Newsom has proven that there’s more, much more sadness yet to be etched from a pop singer’s
tongue. She makes it so because the record transcends music to become a stunning document that recalls some of the greatest literature. This is Pride & Prejudice for the 21st century. This is Alice Walker with headphones on and a pen. This is a feminine version of Brando demanding to be more than just a contender in On the Waterfront... the very thoughts trapped in Virginia Woolf’s head as she drowned in the Ouse. These are the painful admissions and personally rewarding moments we keep to ourselves still, laid bare by Newsom with such great detail that it renders her contemporaries toothless by comparison.

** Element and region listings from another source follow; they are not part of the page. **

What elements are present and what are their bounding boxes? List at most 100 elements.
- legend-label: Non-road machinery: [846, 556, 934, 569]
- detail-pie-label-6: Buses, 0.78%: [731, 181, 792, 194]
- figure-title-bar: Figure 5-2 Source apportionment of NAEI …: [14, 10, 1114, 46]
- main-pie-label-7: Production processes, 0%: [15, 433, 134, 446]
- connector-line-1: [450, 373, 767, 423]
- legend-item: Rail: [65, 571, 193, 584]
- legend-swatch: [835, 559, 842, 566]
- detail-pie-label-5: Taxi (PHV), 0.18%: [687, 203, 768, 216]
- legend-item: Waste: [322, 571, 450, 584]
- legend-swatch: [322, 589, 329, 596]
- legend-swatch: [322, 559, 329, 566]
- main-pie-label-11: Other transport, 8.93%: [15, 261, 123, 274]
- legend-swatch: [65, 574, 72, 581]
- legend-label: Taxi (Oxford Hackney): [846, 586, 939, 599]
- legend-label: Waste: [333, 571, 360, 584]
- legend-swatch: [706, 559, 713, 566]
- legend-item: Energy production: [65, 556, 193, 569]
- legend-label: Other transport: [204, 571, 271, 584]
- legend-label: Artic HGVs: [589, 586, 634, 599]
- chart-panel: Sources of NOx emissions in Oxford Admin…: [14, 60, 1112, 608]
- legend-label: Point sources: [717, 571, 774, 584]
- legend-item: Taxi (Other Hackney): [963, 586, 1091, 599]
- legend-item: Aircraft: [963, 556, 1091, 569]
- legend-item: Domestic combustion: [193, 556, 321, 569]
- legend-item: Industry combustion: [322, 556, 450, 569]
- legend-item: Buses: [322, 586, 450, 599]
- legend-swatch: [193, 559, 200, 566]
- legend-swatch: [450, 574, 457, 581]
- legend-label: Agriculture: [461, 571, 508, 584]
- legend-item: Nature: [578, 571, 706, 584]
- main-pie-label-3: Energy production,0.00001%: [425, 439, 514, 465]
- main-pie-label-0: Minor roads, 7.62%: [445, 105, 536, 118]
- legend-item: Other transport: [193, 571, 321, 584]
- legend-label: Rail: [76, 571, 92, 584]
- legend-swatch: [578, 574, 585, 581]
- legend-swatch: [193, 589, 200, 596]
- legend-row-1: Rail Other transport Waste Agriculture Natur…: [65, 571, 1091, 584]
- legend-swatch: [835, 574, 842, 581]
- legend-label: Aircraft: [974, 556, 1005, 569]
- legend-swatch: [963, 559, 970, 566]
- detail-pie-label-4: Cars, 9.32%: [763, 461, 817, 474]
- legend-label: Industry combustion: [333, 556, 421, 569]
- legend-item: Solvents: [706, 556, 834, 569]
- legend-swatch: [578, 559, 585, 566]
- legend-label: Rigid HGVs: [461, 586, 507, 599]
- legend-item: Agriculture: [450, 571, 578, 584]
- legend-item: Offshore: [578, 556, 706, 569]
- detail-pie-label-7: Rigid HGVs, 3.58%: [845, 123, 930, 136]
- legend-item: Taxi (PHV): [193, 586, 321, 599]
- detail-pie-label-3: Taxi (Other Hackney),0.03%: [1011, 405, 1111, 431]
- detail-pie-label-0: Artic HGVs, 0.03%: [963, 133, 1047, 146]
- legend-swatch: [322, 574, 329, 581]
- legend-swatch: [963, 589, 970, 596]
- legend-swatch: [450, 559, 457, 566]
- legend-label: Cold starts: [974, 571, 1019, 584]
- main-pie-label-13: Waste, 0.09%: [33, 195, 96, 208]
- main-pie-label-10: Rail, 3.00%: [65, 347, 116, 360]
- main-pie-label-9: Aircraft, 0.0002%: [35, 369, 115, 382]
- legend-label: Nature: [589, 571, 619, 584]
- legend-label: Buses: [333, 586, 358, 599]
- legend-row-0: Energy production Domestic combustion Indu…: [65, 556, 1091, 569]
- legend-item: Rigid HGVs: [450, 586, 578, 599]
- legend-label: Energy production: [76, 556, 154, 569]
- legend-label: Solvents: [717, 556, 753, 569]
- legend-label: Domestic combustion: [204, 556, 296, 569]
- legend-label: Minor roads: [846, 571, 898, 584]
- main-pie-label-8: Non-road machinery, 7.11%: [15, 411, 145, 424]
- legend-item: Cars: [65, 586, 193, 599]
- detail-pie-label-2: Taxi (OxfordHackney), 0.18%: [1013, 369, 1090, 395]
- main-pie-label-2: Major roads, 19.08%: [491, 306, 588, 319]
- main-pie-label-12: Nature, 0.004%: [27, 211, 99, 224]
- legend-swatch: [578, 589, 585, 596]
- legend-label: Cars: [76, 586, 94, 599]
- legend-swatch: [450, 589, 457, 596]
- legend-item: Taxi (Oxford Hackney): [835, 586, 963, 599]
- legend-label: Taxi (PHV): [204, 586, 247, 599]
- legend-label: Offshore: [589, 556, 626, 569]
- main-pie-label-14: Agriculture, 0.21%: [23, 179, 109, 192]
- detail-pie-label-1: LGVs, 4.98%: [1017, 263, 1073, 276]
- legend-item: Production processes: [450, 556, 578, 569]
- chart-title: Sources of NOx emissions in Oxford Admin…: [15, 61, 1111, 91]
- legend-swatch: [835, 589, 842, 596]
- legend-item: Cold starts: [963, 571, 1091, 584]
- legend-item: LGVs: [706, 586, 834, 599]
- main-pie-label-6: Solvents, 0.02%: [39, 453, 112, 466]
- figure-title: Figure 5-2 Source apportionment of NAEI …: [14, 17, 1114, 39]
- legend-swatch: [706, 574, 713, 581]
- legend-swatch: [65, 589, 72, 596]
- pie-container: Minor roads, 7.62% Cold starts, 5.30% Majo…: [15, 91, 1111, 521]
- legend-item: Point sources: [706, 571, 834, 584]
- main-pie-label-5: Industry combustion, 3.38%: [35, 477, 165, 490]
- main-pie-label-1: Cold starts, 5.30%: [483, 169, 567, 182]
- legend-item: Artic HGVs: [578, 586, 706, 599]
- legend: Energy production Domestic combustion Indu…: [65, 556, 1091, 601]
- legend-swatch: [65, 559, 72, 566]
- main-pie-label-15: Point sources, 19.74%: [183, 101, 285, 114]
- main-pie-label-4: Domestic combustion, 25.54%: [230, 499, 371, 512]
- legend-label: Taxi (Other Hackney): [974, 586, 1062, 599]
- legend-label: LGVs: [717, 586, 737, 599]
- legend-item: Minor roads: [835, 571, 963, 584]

So, in the end while you balk at the thought of purchasing this chamber pop record or take the easy way out by avoiding it because you just can’t commit to its intensity, Newsom has yet again successfully pushed the boundaries of her art-form up a notch. She has forced us to view music as accessible yet incessantly clever. This feat mirrors the re-positioning of pop that Bjork achieved in the 1990s as well as the way M.I.A viciously detonated the genre with third-world consciousness a mere decade later. Newsom may never be seen as revolutionary as those women but that’s exactly where all this is heading. What she shares with them is a stubborn, singular vision that will have its way and succeed despite being antithetical to everything else around it. And while critics throw around comparisons to Tori Amos, Kate Bush and Joni Mitchell, the fact is that Newsom is, at last, their equal now, residing somewhere betwixt them all in a fantastic web of complexity. And in this defining process that lasts for two hours she has given us the most faith-affirming album of the year.